In Act II Thais appeared, began trying to unsettle the holy man's complacency. All other means failing, Soprano Corona dramatically flung open her long red cloak. My stars, gasped Cincinnati's ladies, didn't the hussy have anything on at all? Male members of the audience quickly assured themselves that the diva was wearing something--two bits of gauze here & there. "Miss Corona is physically attractive and she managed to acquaint the audience with this fact," primly observed Critic Nina Pugh Smith of the Times-Star. "Shades of Anthony Comstock!" cried the Enquirer's George A. Leighton. "Practically incandescent," remarked Frank Aston of the Post.
Clearly, decided Cincinnati's reporters, Miss Corona (Cohrone) would have to be interviewed on the subject of her startling exposure.
"I am too faithful to my art to do the part without abbreviating my costume," explained the Texas-born artist, a member of the Metropolitan Opera for six years and Rosa Ponselle's understudy. "There is nothing vulgar in art. . . . I purposely enquired before the performance and was told Cincinnati operagoers were ready for Thais. As a matter of fact, I still believe they are, and that those who come to see the remaining performances will appreciate our attempt to give them Thais just as she was--a beautiful courtesan. . . .

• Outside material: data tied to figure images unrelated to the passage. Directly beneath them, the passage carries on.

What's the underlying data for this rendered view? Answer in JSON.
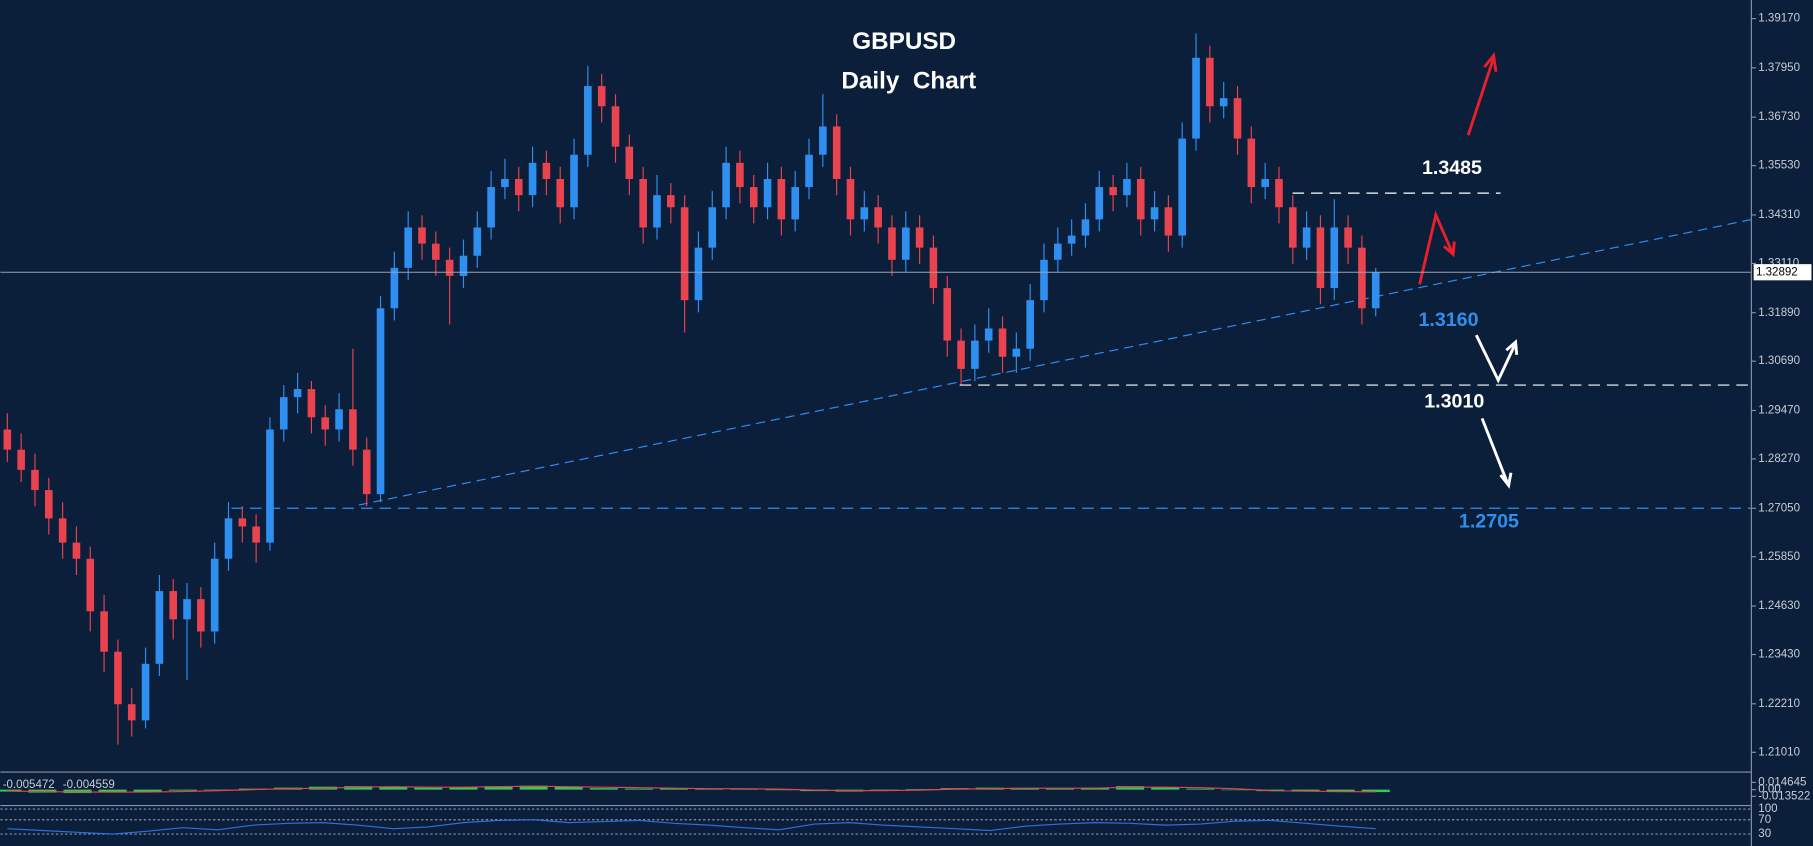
{
  "chart_data": {
    "type": "candlestick",
    "title": "GBPUSD",
    "subtitle": "Daily  Chart",
    "up_color": "#2f8ff0",
    "down_color": "#e8434f",
    "ylim": [
      1.2055,
      1.3963
    ],
    "yticks": [
      {
        "value": 1.3917,
        "label": "1.39170"
      },
      {
        "value": 1.3795,
        "label": "1.37950"
      },
      {
        "value": 1.3673,
        "label": "1.36730"
      },
      {
        "value": 1.3553,
        "label": "1.35530"
      },
      {
        "value": 1.3431,
        "label": "1.34310"
      },
      {
        "value": 1.3311,
        "label": "1.33110"
      },
      {
        "value": 1.3189,
        "label": "1.31890"
      },
      {
        "value": 1.3069,
        "label": "1.30690"
      },
      {
        "value": 1.2947,
        "label": "1.29470"
      },
      {
        "value": 1.2827,
        "label": "1.28270"
      },
      {
        "value": 1.2705,
        "label": "1.27050"
      },
      {
        "value": 1.2585,
        "label": "1.25850"
      },
      {
        "value": 1.2463,
        "label": "1.24630"
      },
      {
        "value": 1.2343,
        "label": "1.23430"
      },
      {
        "value": 1.2221,
        "label": "1.22210"
      },
      {
        "value": 1.2101,
        "label": "1.21010"
      }
    ],
    "current_price": 1.32892,
    "levels": [
      {
        "value": 1.3485,
        "label": "1.3485",
        "color": "#ffffff"
      },
      {
        "value": 1.316,
        "label": "1.3160",
        "color": "#2f8ff0"
      },
      {
        "value": 1.301,
        "label": "1.3010",
        "color": "#ffffff"
      },
      {
        "value": 1.2705,
        "label": "1.2705",
        "color": "#2f8ff0"
      }
    ],
    "candles": [
      [
        1.29,
        1.294,
        1.282,
        1.285
      ],
      [
        1.285,
        1.289,
        1.277,
        1.28
      ],
      [
        1.28,
        1.284,
        1.271,
        1.275
      ],
      [
        1.275,
        1.278,
        1.264,
        1.268
      ],
      [
        1.268,
        1.272,
        1.258,
        1.262
      ],
      [
        1.262,
        1.266,
        1.254,
        1.258
      ],
      [
        1.258,
        1.261,
        1.24,
        1.245
      ],
      [
        1.245,
        1.249,
        1.23,
        1.235
      ],
      [
        1.235,
        1.238,
        1.212,
        1.222
      ],
      [
        1.222,
        1.226,
        1.214,
        1.218
      ],
      [
        1.218,
        1.236,
        1.216,
        1.232
      ],
      [
        1.232,
        1.254,
        1.229,
        1.25
      ],
      [
        1.25,
        1.253,
        1.238,
        1.243
      ],
      [
        1.243,
        1.252,
        1.228,
        1.248
      ],
      [
        1.248,
        1.251,
        1.236,
        1.24
      ],
      [
        1.24,
        1.262,
        1.237,
        1.258
      ],
      [
        1.258,
        1.272,
        1.255,
        1.268
      ],
      [
        1.268,
        1.271,
        1.262,
        1.266
      ],
      [
        1.266,
        1.269,
        1.257,
        1.262
      ],
      [
        1.262,
        1.293,
        1.26,
        1.29
      ],
      [
        1.29,
        1.301,
        1.287,
        1.298
      ],
      [
        1.298,
        1.304,
        1.294,
        1.3
      ],
      [
        1.3,
        1.302,
        1.289,
        1.293
      ],
      [
        1.293,
        1.296,
        1.286,
        1.29
      ],
      [
        1.29,
        1.299,
        1.287,
        1.295
      ],
      [
        1.295,
        1.31,
        1.281,
        1.285
      ],
      [
        1.285,
        1.288,
        1.271,
        1.274
      ],
      [
        1.274,
        1.323,
        1.272,
        1.32
      ],
      [
        1.32,
        1.334,
        1.317,
        1.33
      ],
      [
        1.33,
        1.344,
        1.327,
        1.34
      ],
      [
        1.34,
        1.343,
        1.332,
        1.336
      ],
      [
        1.336,
        1.339,
        1.328,
        1.332
      ],
      [
        1.332,
        1.335,
        1.316,
        1.328
      ],
      [
        1.328,
        1.337,
        1.325,
        1.333
      ],
      [
        1.333,
        1.344,
        1.33,
        1.34
      ],
      [
        1.34,
        1.354,
        1.337,
        1.35
      ],
      [
        1.35,
        1.357,
        1.347,
        1.352
      ],
      [
        1.352,
        1.355,
        1.344,
        1.348
      ],
      [
        1.348,
        1.36,
        1.345,
        1.356
      ],
      [
        1.356,
        1.359,
        1.348,
        1.352
      ],
      [
        1.352,
        1.355,
        1.341,
        1.345
      ],
      [
        1.345,
        1.362,
        1.342,
        1.358
      ],
      [
        1.358,
        1.38,
        1.355,
        1.375
      ],
      [
        1.375,
        1.378,
        1.366,
        1.37
      ],
      [
        1.37,
        1.373,
        1.356,
        1.36
      ],
      [
        1.36,
        1.363,
        1.348,
        1.352
      ],
      [
        1.352,
        1.355,
        1.336,
        1.34
      ],
      [
        1.34,
        1.353,
        1.337,
        1.348
      ],
      [
        1.348,
        1.351,
        1.341,
        1.345
      ],
      [
        1.345,
        1.348,
        1.314,
        1.322
      ],
      [
        1.322,
        1.339,
        1.319,
        1.335
      ],
      [
        1.335,
        1.349,
        1.332,
        1.345
      ],
      [
        1.345,
        1.36,
        1.342,
        1.356
      ],
      [
        1.356,
        1.359,
        1.346,
        1.35
      ],
      [
        1.35,
        1.353,
        1.341,
        1.345
      ],
      [
        1.345,
        1.356,
        1.342,
        1.352
      ],
      [
        1.352,
        1.355,
        1.338,
        1.342
      ],
      [
        1.342,
        1.354,
        1.339,
        1.35
      ],
      [
        1.35,
        1.362,
        1.347,
        1.358
      ],
      [
        1.358,
        1.373,
        1.355,
        1.365
      ],
      [
        1.365,
        1.368,
        1.348,
        1.352
      ],
      [
        1.352,
        1.355,
        1.338,
        1.342
      ],
      [
        1.342,
        1.349,
        1.339,
        1.345
      ],
      [
        1.345,
        1.348,
        1.336,
        1.34
      ],
      [
        1.34,
        1.343,
        1.328,
        1.332
      ],
      [
        1.332,
        1.344,
        1.329,
        1.34
      ],
      [
        1.34,
        1.343,
        1.331,
        1.335
      ],
      [
        1.335,
        1.338,
        1.321,
        1.325
      ],
      [
        1.325,
        1.328,
        1.308,
        1.312
      ],
      [
        1.312,
        1.315,
        1.301,
        1.305
      ],
      [
        1.305,
        1.316,
        1.302,
        1.312
      ],
      [
        1.312,
        1.32,
        1.309,
        1.315
      ],
      [
        1.315,
        1.318,
        1.304,
        1.308
      ],
      [
        1.308,
        1.314,
        1.304,
        1.31
      ],
      [
        1.31,
        1.326,
        1.307,
        1.322
      ],
      [
        1.322,
        1.336,
        1.319,
        1.332
      ],
      [
        1.332,
        1.34,
        1.329,
        1.336
      ],
      [
        1.336,
        1.342,
        1.333,
        1.338
      ],
      [
        1.338,
        1.346,
        1.335,
        1.342
      ],
      [
        1.342,
        1.354,
        1.339,
        1.35
      ],
      [
        1.35,
        1.353,
        1.344,
        1.348
      ],
      [
        1.348,
        1.356,
        1.345,
        1.352
      ],
      [
        1.352,
        1.355,
        1.338,
        1.342
      ],
      [
        1.342,
        1.349,
        1.339,
        1.345
      ],
      [
        1.345,
        1.348,
        1.334,
        1.338
      ],
      [
        1.338,
        1.366,
        1.335,
        1.362
      ],
      [
        1.362,
        1.388,
        1.359,
        1.382
      ],
      [
        1.382,
        1.385,
        1.366,
        1.37
      ],
      [
        1.37,
        1.376,
        1.367,
        1.372
      ],
      [
        1.372,
        1.375,
        1.358,
        1.362
      ],
      [
        1.362,
        1.365,
        1.346,
        1.35
      ],
      [
        1.35,
        1.356,
        1.347,
        1.352
      ],
      [
        1.352,
        1.355,
        1.341,
        1.345
      ],
      [
        1.345,
        1.348,
        1.331,
        1.335
      ],
      [
        1.335,
        1.344,
        1.332,
        1.34
      ],
      [
        1.34,
        1.343,
        1.321,
        1.325
      ],
      [
        1.325,
        1.347,
        1.322,
        1.34
      ],
      [
        1.34,
        1.343,
        1.331,
        1.335
      ],
      [
        1.335,
        1.338,
        1.316,
        1.32
      ],
      [
        1.32,
        1.33,
        1.318,
        1.3289
      ]
    ],
    "macd": {
      "readout": [
        -0.005472,
        -0.004559
      ],
      "ylim": [
        -0.03,
        0.0334
      ],
      "yticks": [
        0.014645,
        {
          "value": 0,
          "label": "0.00"
        },
        -0.013522
      ],
      "hist_color": "#2ecc55",
      "signal_color": "#e8434f",
      "histogram": [
        -0.004,
        -0.006,
        -0.007,
        -0.006,
        -0.004,
        -0.002,
        0.0,
        0.002,
        0.004,
        0.006,
        0.007,
        0.006,
        0.004,
        0.005,
        0.007,
        0.008,
        0.006,
        0.003,
        0.002,
        0.003,
        0.002,
        0.001,
        -0.001,
        -0.003,
        -0.004,
        -0.002,
        0.001,
        0.003,
        0.004,
        0.003,
        0.002,
        0.004,
        0.007,
        0.005,
        0.002,
        -0.001,
        -0.003,
        -0.004,
        -0.005,
        -0.005
      ],
      "signal": [
        -0.003,
        -0.004,
        -0.005,
        -0.005,
        -0.005,
        -0.004,
        -0.002,
        0.0,
        0.002,
        0.003,
        0.005,
        0.006,
        0.005,
        0.005,
        0.006,
        0.007,
        0.006,
        0.005,
        0.004,
        0.003,
        0.002,
        0.002,
        0.001,
        -0.001,
        -0.002,
        -0.002,
        -0.001,
        0.001,
        0.002,
        0.003,
        0.003,
        0.003,
        0.005,
        0.005,
        0.004,
        0.002,
        -0.002,
        -0.003,
        -0.004,
        -0.0045
      ]
    },
    "rsi": {
      "ylim": [
        0,
        100
      ],
      "yticks": [
        100,
        70,
        30
      ],
      "color": "#2f6fe0",
      "values": [
        45,
        40,
        35,
        30,
        38,
        48,
        42,
        55,
        60,
        62,
        55,
        45,
        50,
        62,
        68,
        70,
        62,
        65,
        68,
        60,
        55,
        48,
        42,
        58,
        62,
        55,
        50,
        45,
        40,
        52,
        58,
        62,
        60,
        55,
        58,
        66,
        68,
        60,
        52,
        45
      ]
    }
  }
}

"They must not think of me as Corona; they must think of me as Thais. On the stage I must live the part. If Thais had no modesty, I must have none. If Thais bared her body, I must do so. Imagine how ridiculous it would be for Thais to throw open her robe before the holy man and confront him dressed in ballet costume. . . . "If they don't want to see me as Thais, tell them to come back later when I play in The Girl of the Golden West. There I wear lots of clothes--even boots." Two nights later when Thais Corona swept her cloak apart again there was not a vacant seat in the house.